As a dietitian in practice for 30 years (yikes), I have seen a change in our culture since the use of cell phones. We can always be reached and we know what everyone else is doing via our social media feeds. Comparison can be the thief of joy. When people determine their own social and personal worth based on how they stack up against others (how many likes did you get? how many followers do you have?) they can see themselves as better or worse. When you think about it, it’s a bit ridiculous! To top it off, social media paints a very skewed picture of people’s life. This “comparison trap’ can make individuals feel they need to keep up with others. My recommendation: put on your blinders and just do you. Constant input from our phones, leaves us with less downtime. I think it’s important, we reassess the use of our time on social media and get that downtime back.

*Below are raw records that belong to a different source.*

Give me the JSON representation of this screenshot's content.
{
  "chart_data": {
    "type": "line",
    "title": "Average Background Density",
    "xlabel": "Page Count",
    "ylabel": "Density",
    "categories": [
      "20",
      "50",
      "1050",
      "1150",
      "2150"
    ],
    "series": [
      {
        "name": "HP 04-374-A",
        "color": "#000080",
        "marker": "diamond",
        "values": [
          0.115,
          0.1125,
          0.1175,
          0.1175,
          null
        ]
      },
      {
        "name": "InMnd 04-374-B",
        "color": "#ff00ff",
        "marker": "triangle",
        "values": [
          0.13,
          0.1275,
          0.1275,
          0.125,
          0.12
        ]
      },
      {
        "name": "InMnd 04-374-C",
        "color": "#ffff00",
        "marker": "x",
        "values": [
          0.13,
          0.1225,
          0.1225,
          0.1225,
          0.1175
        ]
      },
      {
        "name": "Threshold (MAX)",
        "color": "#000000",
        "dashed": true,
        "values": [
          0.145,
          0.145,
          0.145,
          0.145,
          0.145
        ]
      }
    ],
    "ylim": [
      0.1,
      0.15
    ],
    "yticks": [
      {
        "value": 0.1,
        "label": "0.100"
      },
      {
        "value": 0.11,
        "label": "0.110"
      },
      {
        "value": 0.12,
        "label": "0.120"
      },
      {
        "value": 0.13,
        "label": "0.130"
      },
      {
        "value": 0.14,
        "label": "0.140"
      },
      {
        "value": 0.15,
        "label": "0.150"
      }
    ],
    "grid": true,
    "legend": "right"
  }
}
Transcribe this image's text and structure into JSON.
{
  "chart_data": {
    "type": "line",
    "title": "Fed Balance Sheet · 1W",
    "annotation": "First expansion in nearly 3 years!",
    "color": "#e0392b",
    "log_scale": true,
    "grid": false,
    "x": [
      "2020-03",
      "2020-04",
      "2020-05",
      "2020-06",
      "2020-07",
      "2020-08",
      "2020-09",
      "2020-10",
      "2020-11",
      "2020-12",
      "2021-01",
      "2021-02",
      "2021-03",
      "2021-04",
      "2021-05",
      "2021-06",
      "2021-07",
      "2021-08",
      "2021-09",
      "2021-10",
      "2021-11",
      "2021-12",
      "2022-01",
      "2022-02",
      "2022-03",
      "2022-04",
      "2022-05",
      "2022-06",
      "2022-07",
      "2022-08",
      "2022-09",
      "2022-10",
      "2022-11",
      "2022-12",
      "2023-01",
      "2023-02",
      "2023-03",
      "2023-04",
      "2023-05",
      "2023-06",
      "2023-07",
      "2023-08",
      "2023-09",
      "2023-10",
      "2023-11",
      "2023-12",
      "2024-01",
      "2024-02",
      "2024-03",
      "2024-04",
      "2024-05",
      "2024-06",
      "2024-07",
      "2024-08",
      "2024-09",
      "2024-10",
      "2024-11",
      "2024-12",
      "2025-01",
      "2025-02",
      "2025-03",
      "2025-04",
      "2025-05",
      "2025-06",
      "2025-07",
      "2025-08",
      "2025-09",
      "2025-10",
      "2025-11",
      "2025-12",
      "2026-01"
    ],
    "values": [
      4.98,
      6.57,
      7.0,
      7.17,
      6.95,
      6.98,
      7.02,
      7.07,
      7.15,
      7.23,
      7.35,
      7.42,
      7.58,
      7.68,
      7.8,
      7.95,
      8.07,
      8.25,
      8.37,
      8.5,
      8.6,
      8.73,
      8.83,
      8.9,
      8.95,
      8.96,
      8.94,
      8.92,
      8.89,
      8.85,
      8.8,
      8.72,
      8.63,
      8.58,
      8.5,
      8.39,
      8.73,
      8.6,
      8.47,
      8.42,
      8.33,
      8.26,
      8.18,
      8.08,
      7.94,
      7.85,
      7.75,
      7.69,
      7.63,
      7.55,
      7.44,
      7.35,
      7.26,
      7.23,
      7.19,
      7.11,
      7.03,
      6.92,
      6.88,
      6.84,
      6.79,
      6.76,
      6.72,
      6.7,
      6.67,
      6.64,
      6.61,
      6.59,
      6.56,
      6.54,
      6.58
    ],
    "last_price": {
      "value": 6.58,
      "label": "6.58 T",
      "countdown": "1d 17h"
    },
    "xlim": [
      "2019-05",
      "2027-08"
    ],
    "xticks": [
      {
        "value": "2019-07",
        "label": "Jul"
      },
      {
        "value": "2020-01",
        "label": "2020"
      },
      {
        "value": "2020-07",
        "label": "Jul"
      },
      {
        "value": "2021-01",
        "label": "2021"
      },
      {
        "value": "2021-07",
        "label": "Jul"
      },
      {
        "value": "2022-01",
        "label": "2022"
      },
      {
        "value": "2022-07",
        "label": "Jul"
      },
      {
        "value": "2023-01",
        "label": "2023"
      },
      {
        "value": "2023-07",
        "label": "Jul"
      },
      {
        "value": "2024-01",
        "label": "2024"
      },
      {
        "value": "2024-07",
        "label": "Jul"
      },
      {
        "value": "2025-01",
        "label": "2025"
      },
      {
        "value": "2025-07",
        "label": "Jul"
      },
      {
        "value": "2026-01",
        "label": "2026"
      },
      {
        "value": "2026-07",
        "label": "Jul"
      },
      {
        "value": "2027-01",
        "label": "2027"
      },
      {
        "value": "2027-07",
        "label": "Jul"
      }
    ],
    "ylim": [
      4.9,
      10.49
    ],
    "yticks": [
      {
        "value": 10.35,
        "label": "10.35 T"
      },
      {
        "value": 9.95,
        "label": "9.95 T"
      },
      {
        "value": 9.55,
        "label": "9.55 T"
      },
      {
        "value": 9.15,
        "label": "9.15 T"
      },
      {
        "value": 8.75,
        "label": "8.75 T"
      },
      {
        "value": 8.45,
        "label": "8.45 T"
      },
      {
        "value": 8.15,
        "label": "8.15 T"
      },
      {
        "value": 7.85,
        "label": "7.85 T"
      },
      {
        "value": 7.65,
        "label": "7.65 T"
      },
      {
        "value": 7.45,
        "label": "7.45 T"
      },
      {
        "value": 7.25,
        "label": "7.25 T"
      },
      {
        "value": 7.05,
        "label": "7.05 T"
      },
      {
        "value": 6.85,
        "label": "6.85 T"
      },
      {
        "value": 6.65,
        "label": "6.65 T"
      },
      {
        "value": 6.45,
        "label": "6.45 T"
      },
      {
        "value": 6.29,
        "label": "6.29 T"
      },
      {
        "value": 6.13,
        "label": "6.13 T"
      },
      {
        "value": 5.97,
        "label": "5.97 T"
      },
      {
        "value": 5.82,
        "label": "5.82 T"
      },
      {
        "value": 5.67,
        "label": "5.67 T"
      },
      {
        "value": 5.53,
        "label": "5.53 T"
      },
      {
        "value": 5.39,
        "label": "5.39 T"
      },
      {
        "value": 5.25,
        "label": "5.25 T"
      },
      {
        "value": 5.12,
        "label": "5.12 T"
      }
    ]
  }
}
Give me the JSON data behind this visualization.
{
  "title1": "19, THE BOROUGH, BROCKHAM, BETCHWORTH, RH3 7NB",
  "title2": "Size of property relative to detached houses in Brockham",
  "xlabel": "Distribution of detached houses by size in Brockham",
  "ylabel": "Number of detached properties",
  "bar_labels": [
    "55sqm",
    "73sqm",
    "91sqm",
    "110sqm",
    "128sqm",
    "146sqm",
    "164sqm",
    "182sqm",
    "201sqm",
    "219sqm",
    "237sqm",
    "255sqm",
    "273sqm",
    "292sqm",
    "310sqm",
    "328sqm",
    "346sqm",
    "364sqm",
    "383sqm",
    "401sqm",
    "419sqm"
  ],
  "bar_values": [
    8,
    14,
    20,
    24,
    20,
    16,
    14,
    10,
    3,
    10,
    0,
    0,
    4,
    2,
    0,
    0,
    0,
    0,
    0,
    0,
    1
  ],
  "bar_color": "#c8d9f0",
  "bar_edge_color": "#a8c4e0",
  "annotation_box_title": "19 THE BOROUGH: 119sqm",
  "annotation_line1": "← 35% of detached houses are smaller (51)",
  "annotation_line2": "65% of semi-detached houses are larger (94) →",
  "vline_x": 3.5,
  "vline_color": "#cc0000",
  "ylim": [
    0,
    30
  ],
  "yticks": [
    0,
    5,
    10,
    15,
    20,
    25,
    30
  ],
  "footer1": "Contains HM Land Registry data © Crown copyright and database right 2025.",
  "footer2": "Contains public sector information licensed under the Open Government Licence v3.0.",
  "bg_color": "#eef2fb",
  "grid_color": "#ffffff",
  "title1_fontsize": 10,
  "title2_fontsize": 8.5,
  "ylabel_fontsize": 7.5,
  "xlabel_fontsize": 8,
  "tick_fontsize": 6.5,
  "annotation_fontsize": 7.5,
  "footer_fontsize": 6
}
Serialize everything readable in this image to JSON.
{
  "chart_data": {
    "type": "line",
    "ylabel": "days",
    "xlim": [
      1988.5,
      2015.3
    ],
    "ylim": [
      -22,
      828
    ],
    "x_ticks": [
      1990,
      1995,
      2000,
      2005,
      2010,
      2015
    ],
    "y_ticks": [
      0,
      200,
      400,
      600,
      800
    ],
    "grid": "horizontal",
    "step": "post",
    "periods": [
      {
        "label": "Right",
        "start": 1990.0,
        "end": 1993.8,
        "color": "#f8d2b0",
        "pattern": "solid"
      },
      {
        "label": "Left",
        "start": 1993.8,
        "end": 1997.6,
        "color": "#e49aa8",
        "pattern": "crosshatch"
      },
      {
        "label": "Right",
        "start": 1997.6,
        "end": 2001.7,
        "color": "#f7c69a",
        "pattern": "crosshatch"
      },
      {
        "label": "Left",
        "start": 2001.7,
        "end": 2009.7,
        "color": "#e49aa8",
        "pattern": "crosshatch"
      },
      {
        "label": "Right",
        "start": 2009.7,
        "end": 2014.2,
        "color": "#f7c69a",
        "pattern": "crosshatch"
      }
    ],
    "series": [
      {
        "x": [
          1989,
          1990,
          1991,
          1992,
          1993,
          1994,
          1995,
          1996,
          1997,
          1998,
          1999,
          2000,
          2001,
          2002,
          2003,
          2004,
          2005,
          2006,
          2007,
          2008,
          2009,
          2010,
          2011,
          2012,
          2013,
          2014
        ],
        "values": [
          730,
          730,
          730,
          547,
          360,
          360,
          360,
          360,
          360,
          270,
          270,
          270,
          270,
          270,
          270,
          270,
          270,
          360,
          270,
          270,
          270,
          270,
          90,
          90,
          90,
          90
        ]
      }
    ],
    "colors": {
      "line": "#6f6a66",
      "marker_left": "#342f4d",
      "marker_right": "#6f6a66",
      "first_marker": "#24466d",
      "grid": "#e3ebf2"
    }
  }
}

Today on Instagram, I took a minute to call out the notion of being “holistically exhausted”.
Here is the post I shared in case you missed it.
When you feel physically, emotionally and spiritually tired…listen to your body’s messages and TAKE A BREAK! That might mean, calling in sick from work, canceling plans, skipping the workout, or asking for help. Life is busy. Don’t get caught up in other people’s highlight reels on social media. Just do YOU. Our need for downtime is individual and based on the number of different stressors we are experiencing. Don’t compare what you need and desire to someone else’s needs. Some questions to ask yourself: Are you fitting in some fun? Do you feel well rested? What did you do for YOURSELF today?
A walk in the nature is my favorite way to de-stress but sometimes I take a warm tub in the middle of the day. 🙂 There are NO rules of engagement, just do what you can, where you are, to take a little downtime, when you need it.
P.S. Limiting social media can be helpful too! Choose who you follow carefully. Your social media connections should add to your well-being, not detract from it.